David-Hunter-Article.jpg
Professor David Hunter said the potential deleterious effects of corticosteroid injections are of ‘increasing concern and more clinicians should be aware of it’.

Another issue flagged by the paper is the role of imaging before performing such injections, with the authors advocating its use for a number of reasons.
 
‘Given the relative ease of performance and the low cost of radiography, there should be a low threshold to obtain radiographs before performing an intra-articular corticosteroid [IACS] injection, as the intervention may affect the disease course [ie it may result in accelerated progression],’ the authors wrote.
 
They also believe it is important to identify a subchondral insufficiency fracture before corticosteroid injection, as they state that glucocorticoids may inhibit the healing process of such a fracture.
 
Furthermore, they say performing such injections in the presence of a subchondral insufficiency fracture may worsen clinical function.

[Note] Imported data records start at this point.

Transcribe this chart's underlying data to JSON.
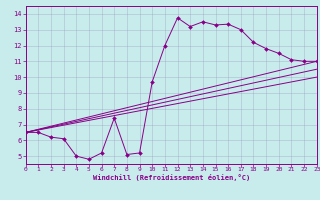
{
  "xlabel": "Windchill (Refroidissement éolien,°C)",
  "bg_color": "#c8ecec",
  "line_color": "#880088",
  "xlim": [
    0,
    23
  ],
  "ylim": [
    4.5,
    14.5
  ],
  "xticks": [
    0,
    1,
    2,
    3,
    4,
    5,
    6,
    7,
    8,
    9,
    10,
    11,
    12,
    13,
    14,
    15,
    16,
    17,
    18,
    19,
    20,
    21,
    22,
    23
  ],
  "yticks": [
    5,
    6,
    7,
    8,
    9,
    10,
    11,
    12,
    13,
    14
  ],
  "series1_x": [
    0,
    1,
    2,
    3,
    4,
    5,
    6,
    7,
    8,
    9,
    10,
    11,
    12,
    13,
    14,
    15,
    16,
    17,
    18,
    19,
    20,
    21,
    22,
    23
  ],
  "series1_y": [
    6.5,
    6.5,
    6.2,
    6.1,
    5.0,
    4.8,
    5.2,
    7.4,
    5.1,
    5.2,
    9.7,
    12.0,
    13.75,
    13.2,
    13.5,
    13.3,
    13.35,
    13.0,
    12.2,
    11.8,
    11.5,
    11.1,
    11.0,
    11.0
  ],
  "line2_x": [
    0,
    23
  ],
  "line2_y": [
    6.5,
    11.0
  ],
  "line3_x": [
    0,
    23
  ],
  "line3_y": [
    6.5,
    10.5
  ],
  "line4_x": [
    0,
    23
  ],
  "line4_y": [
    6.5,
    10.0
  ]
}
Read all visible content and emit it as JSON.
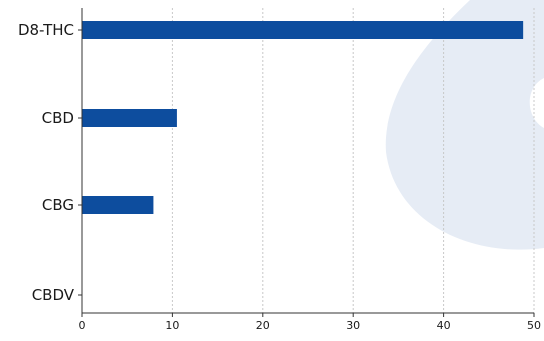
{
  "chart_data": {
    "type": "bar",
    "orientation": "horizontal",
    "categories": [
      "D8-THC",
      "CBD",
      "CBG",
      "CBDV"
    ],
    "values": [
      48.8,
      10.5,
      7.9,
      0
    ],
    "xlim": [
      0,
      50
    ],
    "xticks": [
      "0",
      "10",
      "20",
      "30",
      "40",
      "50"
    ],
    "title": "",
    "xlabel": "",
    "ylabel": "",
    "grid": "vertical dotted",
    "bar_color": "#0d4d9e",
    "legend": "none"
  },
  "colors": {
    "watermark": "#e6ecf5",
    "grid": "#c8c8c8",
    "axis": "#333333"
  }
}
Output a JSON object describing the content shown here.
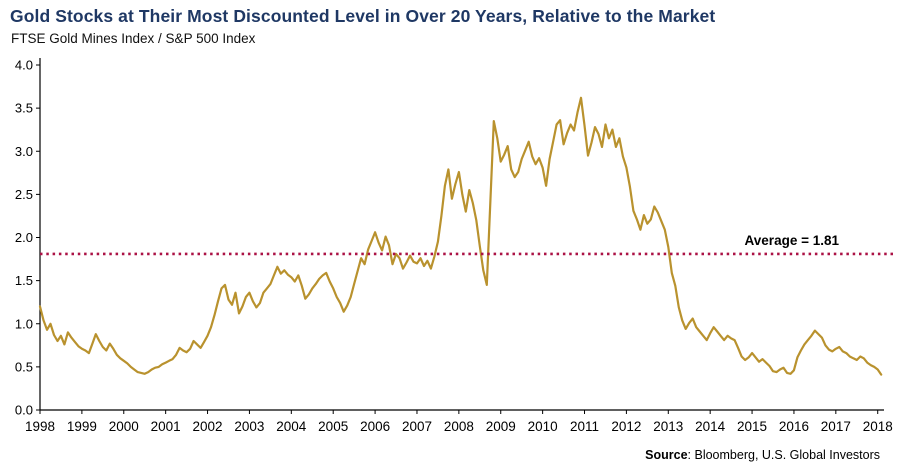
{
  "title": "Gold Stocks at Their Most Discounted Level in Over 20 Years, Relative to the Market",
  "subtitle": "FTSE Gold Mines Index / S&P 500 Index",
  "source": {
    "label": "Source",
    "text": ": Bloomberg, U.S. Global Investors"
  },
  "colors": {
    "title": "#1f3864",
    "line": "#b9922e",
    "average": "#ab1245",
    "axis": "#000000"
  },
  "chart_data": {
    "type": "line",
    "title": "Gold Stocks at Their Most Discounted Level in Over 20 Years, Relative to the Market",
    "subtitle": "FTSE Gold Mines Index / S&P 500 Index",
    "series_name": "FTSE Gold Mines Index / S&P 500 Index",
    "x_start_year": 1998,
    "x_interval": "monthly",
    "values": [
      1.2,
      1.04,
      0.93,
      1.0,
      0.87,
      0.8,
      0.86,
      0.76,
      0.9,
      0.84,
      0.79,
      0.74,
      0.71,
      0.69,
      0.66,
      0.77,
      0.88,
      0.8,
      0.73,
      0.69,
      0.77,
      0.71,
      0.64,
      0.6,
      0.57,
      0.54,
      0.5,
      0.47,
      0.44,
      0.43,
      0.42,
      0.44,
      0.47,
      0.49,
      0.5,
      0.53,
      0.55,
      0.57,
      0.59,
      0.64,
      0.72,
      0.69,
      0.67,
      0.71,
      0.8,
      0.76,
      0.72,
      0.79,
      0.86,
      0.96,
      1.1,
      1.26,
      1.41,
      1.45,
      1.28,
      1.22,
      1.36,
      1.12,
      1.2,
      1.31,
      1.36,
      1.26,
      1.19,
      1.24,
      1.36,
      1.41,
      1.46,
      1.56,
      1.66,
      1.58,
      1.62,
      1.57,
      1.54,
      1.49,
      1.56,
      1.44,
      1.29,
      1.34,
      1.41,
      1.46,
      1.52,
      1.56,
      1.59,
      1.49,
      1.41,
      1.31,
      1.24,
      1.14,
      1.21,
      1.31,
      1.46,
      1.61,
      1.76,
      1.69,
      1.86,
      1.96,
      2.06,
      1.94,
      1.85,
      2.01,
      1.91,
      1.69,
      1.81,
      1.76,
      1.64,
      1.71,
      1.79,
      1.72,
      1.7,
      1.76,
      1.67,
      1.73,
      1.64,
      1.78,
      1.95,
      2.25,
      2.6,
      2.79,
      2.45,
      2.62,
      2.76,
      2.5,
      2.3,
      2.55,
      2.4,
      2.2,
      1.9,
      1.62,
      1.45,
      2.4,
      3.35,
      3.15,
      2.88,
      2.96,
      3.06,
      2.79,
      2.7,
      2.76,
      2.91,
      3.01,
      3.11,
      2.94,
      2.85,
      2.92,
      2.81,
      2.6,
      2.91,
      3.11,
      3.31,
      3.36,
      3.08,
      3.21,
      3.31,
      3.24,
      3.45,
      3.62,
      3.3,
      2.95,
      3.1,
      3.28,
      3.2,
      3.05,
      3.31,
      3.15,
      3.25,
      3.05,
      3.15,
      2.94,
      2.81,
      2.59,
      2.31,
      2.21,
      2.09,
      2.26,
      2.16,
      2.21,
      2.36,
      2.29,
      2.19,
      2.09,
      1.89,
      1.59,
      1.44,
      1.19,
      1.04,
      0.94,
      1.01,
      1.06,
      0.96,
      0.91,
      0.86,
      0.81,
      0.89,
      0.96,
      0.91,
      0.86,
      0.81,
      0.86,
      0.83,
      0.81,
      0.72,
      0.62,
      0.58,
      0.61,
      0.66,
      0.61,
      0.56,
      0.59,
      0.55,
      0.51,
      0.45,
      0.44,
      0.47,
      0.49,
      0.43,
      0.42,
      0.46,
      0.61,
      0.69,
      0.76,
      0.81,
      0.86,
      0.92,
      0.88,
      0.84,
      0.75,
      0.7,
      0.68,
      0.71,
      0.73,
      0.68,
      0.66,
      0.62,
      0.6,
      0.58,
      0.62,
      0.6,
      0.55,
      0.52,
      0.5,
      0.47,
      0.41
    ],
    "y_ticks": [
      "0.0",
      "0.5",
      "1.0",
      "1.5",
      "2.0",
      "2.5",
      "3.0",
      "3.5",
      "4.0"
    ],
    "x_ticks": [
      "1998",
      "1999",
      "2000",
      "2001",
      "2002",
      "2003",
      "2004",
      "2005",
      "2006",
      "2007",
      "2008",
      "2009",
      "2010",
      "2011",
      "2012",
      "2013",
      "2014",
      "2015",
      "2016",
      "2017",
      "2018"
    ],
    "ylim": [
      0,
      4
    ],
    "xlim": [
      1998,
      2018.15
    ],
    "average": 1.81,
    "average_label": "Average = 1.81",
    "grid": false,
    "legend": "none"
  }
}
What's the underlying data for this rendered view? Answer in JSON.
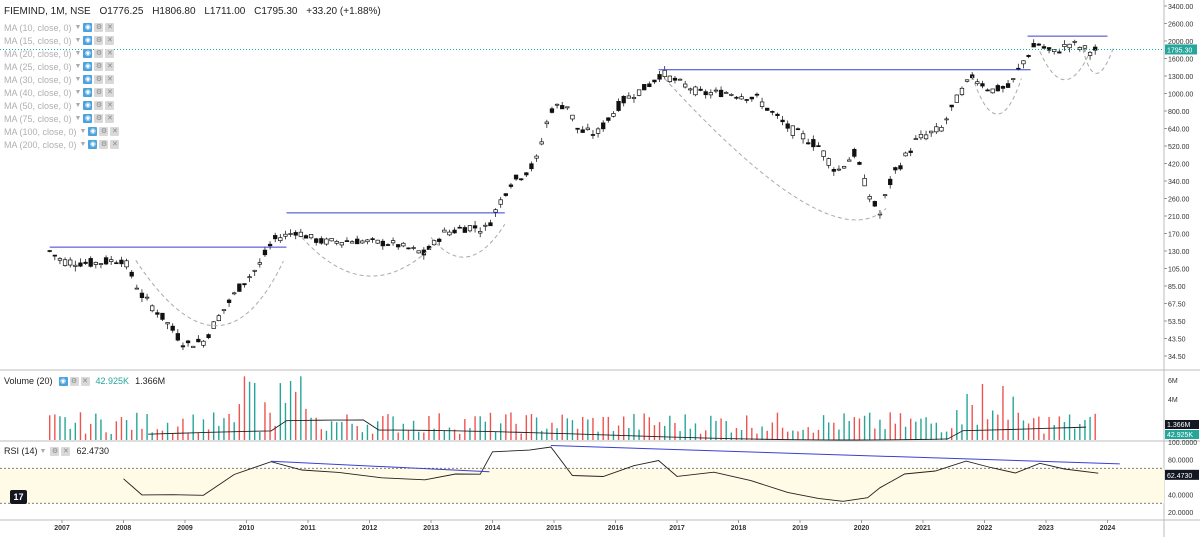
{
  "header": {
    "symbol": "FIEMIND, 1M, NSE",
    "open": "O1776.25",
    "high": "H1806.80",
    "low": "L1711.00",
    "close": "C1795.30",
    "change": "+33.20 (+1.88%)"
  },
  "ma_items": [
    {
      "label": "MA (10, close, 0)"
    },
    {
      "label": "MA (15, close, 0)"
    },
    {
      "label": "MA (20, close, 0)"
    },
    {
      "label": "MA (25, close, 0)"
    },
    {
      "label": "MA (30, close, 0)"
    },
    {
      "label": "MA (40, close, 0)"
    },
    {
      "label": "MA (50, close, 0)"
    },
    {
      "label": "MA (75, close, 0)"
    },
    {
      "label": "MA (100, close, 0)"
    },
    {
      "label": "MA (200, close, 0)"
    }
  ],
  "volume_pane": {
    "label": "Volume (20)",
    "value_green": "42.925K",
    "value_black": "1.366M"
  },
  "rsi_pane": {
    "label": "RSI (14)",
    "value": "62.4730"
  },
  "colors": {
    "up": "#26a69a",
    "down": "#ef5350",
    "trendline": "#3a3fd6",
    "dashed": "#aaaaaa",
    "rsi_band": "#fffbe6"
  },
  "chart_data": [
    {
      "type": "candlestick",
      "scale": "log",
      "x_ticks": [
        "2007",
        "2008",
        "2009",
        "2010",
        "2011",
        "2012",
        "2013",
        "2014",
        "2015",
        "2016",
        "2017",
        "2018",
        "2019",
        "2020",
        "2021",
        "2022",
        "2023",
        "2024"
      ],
      "y_ticks": [
        "3400.00",
        "2600.00",
        "2000.00",
        "1600.00",
        "1300.00",
        "1000.00",
        "800.00",
        "640.00",
        "520.00",
        "420.00",
        "340.00",
        "260.00",
        "210.00",
        "170.00",
        "130.00",
        "105.00",
        "85.00",
        "67.50",
        "53.50",
        "43.50",
        "34.50"
      ],
      "ylim": [
        30,
        3600
      ],
      "last_price_label": "1795.30",
      "monthly_closes": [
        {
          "t": 2006.8,
          "v": 130
        },
        {
          "t": 2007.0,
          "v": 115
        },
        {
          "t": 2007.5,
          "v": 112
        },
        {
          "t": 2008.0,
          "v": 118
        },
        {
          "t": 2008.3,
          "v": 75
        },
        {
          "t": 2008.6,
          "v": 58
        },
        {
          "t": 2009.0,
          "v": 40
        },
        {
          "t": 2009.3,
          "v": 42
        },
        {
          "t": 2009.6,
          "v": 60
        },
        {
          "t": 2009.9,
          "v": 85
        },
        {
          "t": 2010.2,
          "v": 108
        },
        {
          "t": 2010.45,
          "v": 155
        },
        {
          "t": 2010.8,
          "v": 175
        },
        {
          "t": 2011.2,
          "v": 150
        },
        {
          "t": 2011.8,
          "v": 152
        },
        {
          "t": 2012.4,
          "v": 145
        },
        {
          "t": 2012.9,
          "v": 125
        },
        {
          "t": 2013.2,
          "v": 170
        },
        {
          "t": 2013.6,
          "v": 185
        },
        {
          "t": 2013.9,
          "v": 180
        },
        {
          "t": 2014.1,
          "v": 240
        },
        {
          "t": 2014.3,
          "v": 330
        },
        {
          "t": 2014.7,
          "v": 420
        },
        {
          "t": 2014.95,
          "v": 820
        },
        {
          "t": 2015.2,
          "v": 880
        },
        {
          "t": 2015.4,
          "v": 620
        },
        {
          "t": 2015.7,
          "v": 600
        },
        {
          "t": 2016.1,
          "v": 900
        },
        {
          "t": 2016.5,
          "v": 1100
        },
        {
          "t": 2016.75,
          "v": 1350
        },
        {
          "t": 2017.0,
          "v": 1200
        },
        {
          "t": 2017.4,
          "v": 1000
        },
        {
          "t": 2017.8,
          "v": 1020
        },
        {
          "t": 2018.3,
          "v": 940
        },
        {
          "t": 2018.8,
          "v": 650
        },
        {
          "t": 2019.3,
          "v": 520
        },
        {
          "t": 2019.6,
          "v": 380
        },
        {
          "t": 2019.9,
          "v": 480
        },
        {
          "t": 2020.15,
          "v": 260
        },
        {
          "t": 2020.3,
          "v": 215
        },
        {
          "t": 2020.5,
          "v": 360
        },
        {
          "t": 2020.9,
          "v": 560
        },
        {
          "t": 2021.3,
          "v": 640
        },
        {
          "t": 2021.6,
          "v": 1000
        },
        {
          "t": 2021.8,
          "v": 1300
        },
        {
          "t": 2022.1,
          "v": 1050
        },
        {
          "t": 2022.4,
          "v": 1100
        },
        {
          "t": 2022.6,
          "v": 1500
        },
        {
          "t": 2022.85,
          "v": 1950
        },
        {
          "t": 2023.1,
          "v": 1700
        },
        {
          "t": 2023.4,
          "v": 1950
        },
        {
          "t": 2023.7,
          "v": 1760
        },
        {
          "t": 2023.85,
          "v": 1795
        }
      ],
      "resistance_lines": [
        {
          "x1": 2006.8,
          "x2": 2010.65,
          "y": 138
        },
        {
          "x1": 2010.65,
          "x2": 2014.2,
          "y": 218
        },
        {
          "x1": 2016.7,
          "x2": 2022.75,
          "y": 1400
        },
        {
          "x1": 2022.7,
          "x2": 2024.0,
          "y": 2150
        }
      ]
    },
    {
      "type": "bar",
      "title": "Volume (20)",
      "y_ticks": [
        "6M",
        "4M"
      ],
      "markers": [
        "1.366M",
        "42.925K"
      ]
    },
    {
      "type": "line",
      "title": "RSI (14)",
      "y_ticks": [
        "100.0000",
        "80.0000",
        "62.4730",
        "40.0000",
        "20.0000"
      ],
      "ylim": [
        20,
        100
      ],
      "band": [
        30,
        70
      ],
      "values": [
        {
          "t": 2008.0,
          "v": 58
        },
        {
          "t": 2008.3,
          "v": 42
        },
        {
          "t": 2008.8,
          "v": 38
        },
        {
          "t": 2009.3,
          "v": 40
        },
        {
          "t": 2009.8,
          "v": 62
        },
        {
          "t": 2010.4,
          "v": 76
        },
        {
          "t": 2010.9,
          "v": 70
        },
        {
          "t": 2011.5,
          "v": 64
        },
        {
          "t": 2012.2,
          "v": 62
        },
        {
          "t": 2012.9,
          "v": 55
        },
        {
          "t": 2013.4,
          "v": 62
        },
        {
          "t": 2013.8,
          "v": 66
        },
        {
          "t": 2014.0,
          "v": 88
        },
        {
          "t": 2014.6,
          "v": 93
        },
        {
          "t": 2014.95,
          "v": 96
        },
        {
          "t": 2015.3,
          "v": 64
        },
        {
          "t": 2015.8,
          "v": 62
        },
        {
          "t": 2016.3,
          "v": 70
        },
        {
          "t": 2016.7,
          "v": 78
        },
        {
          "t": 2017.0,
          "v": 60
        },
        {
          "t": 2017.6,
          "v": 64
        },
        {
          "t": 2018.2,
          "v": 55
        },
        {
          "t": 2018.8,
          "v": 42
        },
        {
          "t": 2019.3,
          "v": 33
        },
        {
          "t": 2019.7,
          "v": 32
        },
        {
          "t": 2020.1,
          "v": 36
        },
        {
          "t": 2020.3,
          "v": 45
        },
        {
          "t": 2020.7,
          "v": 62
        },
        {
          "t": 2021.2,
          "v": 64
        },
        {
          "t": 2021.7,
          "v": 80
        },
        {
          "t": 2022.1,
          "v": 70
        },
        {
          "t": 2022.5,
          "v": 66
        },
        {
          "t": 2022.9,
          "v": 78
        },
        {
          "t": 2023.3,
          "v": 68
        },
        {
          "t": 2023.85,
          "v": 62.47
        }
      ],
      "trendlines": [
        {
          "x1": 2010.4,
          "y1": 78,
          "x2": 2013.95,
          "y2": 66
        },
        {
          "x1": 2014.95,
          "y1": 96,
          "x2": 2024.2,
          "y2": 75
        }
      ]
    }
  ]
}
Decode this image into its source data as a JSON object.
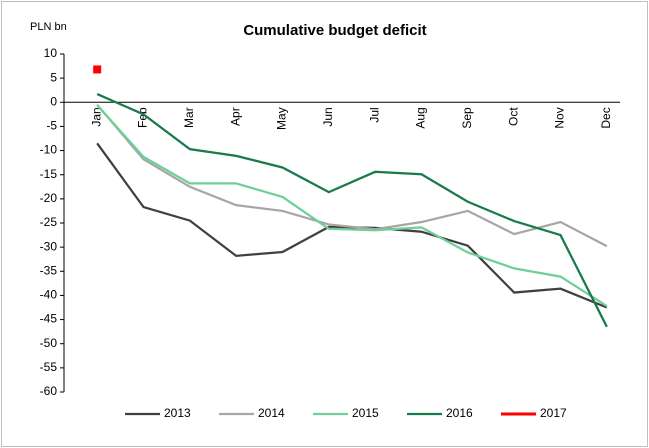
{
  "chart_data": {
    "type": "line",
    "title": "Cumulative budget deficit",
    "y_label": "PLN bn",
    "categories": [
      "Jan",
      "Feb",
      "Mar",
      "Apr",
      "May",
      "Jun",
      "Jul",
      "Aug",
      "Sep",
      "Oct",
      "Nov",
      "Dec"
    ],
    "series": [
      {
        "name": "2013",
        "color": "#404040",
        "values": [
          -8.5,
          -21.7,
          -24.5,
          -31.8,
          -31,
          -25.8,
          -26,
          -26.8,
          -29.7,
          -39.4,
          -38.6,
          -42.5
        ]
      },
      {
        "name": "2014",
        "color": "#a6a6a6",
        "values": [
          -0.5,
          -11.8,
          -17.5,
          -21.3,
          -22.5,
          -25.3,
          -26.3,
          -24.8,
          -22.5,
          -27.3,
          -24.8,
          -29.8
        ]
      },
      {
        "name": "2015",
        "color": "#6fcf97",
        "values": [
          -0.6,
          -11.3,
          -16.8,
          -16.8,
          -19.6,
          -26.2,
          -26.5,
          -25.9,
          -31.1,
          -34.4,
          -36.1,
          -42.2
        ]
      },
      {
        "name": "2016",
        "color": "#1a7a4c",
        "values": [
          1.7,
          -2.5,
          -9.7,
          -11.1,
          -13.5,
          -18.6,
          -14.4,
          -14.9,
          -20.6,
          -24.6,
          -27.5,
          -46.5
        ]
      },
      {
        "name": "2017",
        "color": "#ff0000",
        "marker": "square",
        "values": [
          6.8,
          null,
          null,
          null,
          null,
          null,
          null,
          null,
          null,
          null,
          null,
          null
        ]
      }
    ],
    "ylim": [
      -60,
      10
    ],
    "yticks": [
      10,
      5,
      0,
      -5,
      -10,
      -15,
      -20,
      -25,
      -30,
      -35,
      -40,
      -45,
      -50,
      -55,
      -60
    ],
    "grid": false,
    "legend": "bottom"
  }
}
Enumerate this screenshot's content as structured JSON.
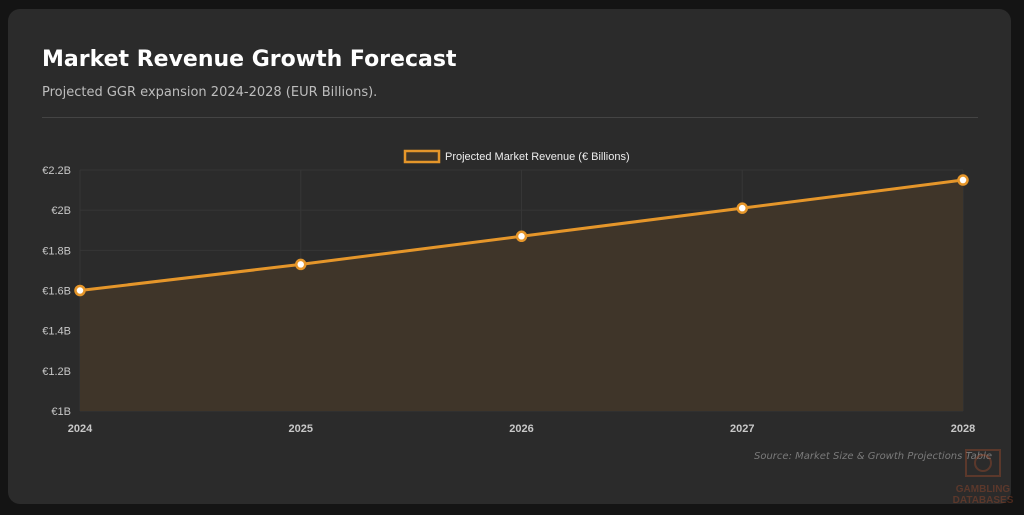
{
  "header": {
    "title": "Market Revenue Growth Forecast",
    "subtitle": "Projected GGR expansion 2024-2028 (EUR Billions)."
  },
  "footer": {
    "source": "Source: Market Size & Growth Projections Table",
    "watermark": "GAMBLING DATABASES"
  },
  "colors": {
    "line": "#e5962a",
    "fill": "#3f3529",
    "grid": "#363636",
    "tick": "#c8c8c8"
  },
  "chart_data": {
    "type": "area",
    "title": "",
    "xlabel": "",
    "ylabel": "",
    "categories": [
      "2024",
      "2025",
      "2026",
      "2027",
      "2028"
    ],
    "series": [
      {
        "name": "Projected Market Revenue (€ Billions)",
        "values": [
          1.6,
          1.73,
          1.87,
          2.01,
          2.15
        ]
      }
    ],
    "ylim": [
      1,
      2.2
    ],
    "yticks": [
      1,
      1.2,
      1.4,
      1.6,
      1.8,
      2,
      2.2
    ],
    "ytick_labels": [
      "€1B",
      "€1.2B",
      "€1.4B",
      "€1.6B",
      "€1.8B",
      "€2B",
      "€2.2B"
    ],
    "grid": true,
    "legend": "top-center"
  }
}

That is because an injection could result in decreased joint pain, which may then lead to increased weight bearing ‘and possible acceleration of subchondral insufficiency fracture to joint collapse’.
 
However, current guidelines in Australia do not suggest radiological imaging prior to joint injection for OA.
 
According to the Guideline for the management of knee and hip osteoarthritis, which was updated in July 2018, OA is typically diagnosed clinically, and the role of imaging is ‘limited’ and ‘not needed’ but could be considered for atypical presentations.
 
Professor Hunter stands by these guidelines, saying he worries about the consequences of routinely imaging all patients pre-injection.
 
‘To do that routinely for everybody who presents with knee pain is going to cause a lot of unnecessary imaging and downstream interventions and their consequences,’ he said.
 
He believes the authors’ recommendations for imaging are ‘a little bit overblown’ and says GPs need to be ‘very cautious’ about its overuse.
 
‘Knee pain flares are a very common manifestation of osteoarthritis and if we image people every time they had a knee pain flare, it would add extraordinary expense and potentially have deleterious consequences in terms of unnecessary interventions,’ he said.
 
Instead of routine imaging, he believes doctors should rely on their clinical skills.
 
‘For a person who presents with an exacerbation of knee pain in the context of knee OA, flares are a very common problem, so use your diagnostic acumen,’ he said.
 
‘Take a good history, do a good examination [and] if you’re very worried about one of those other very rare events then by all means get imaging, but knee flares are a common part and parcel of a person having knee OA, so manage that appropriately.’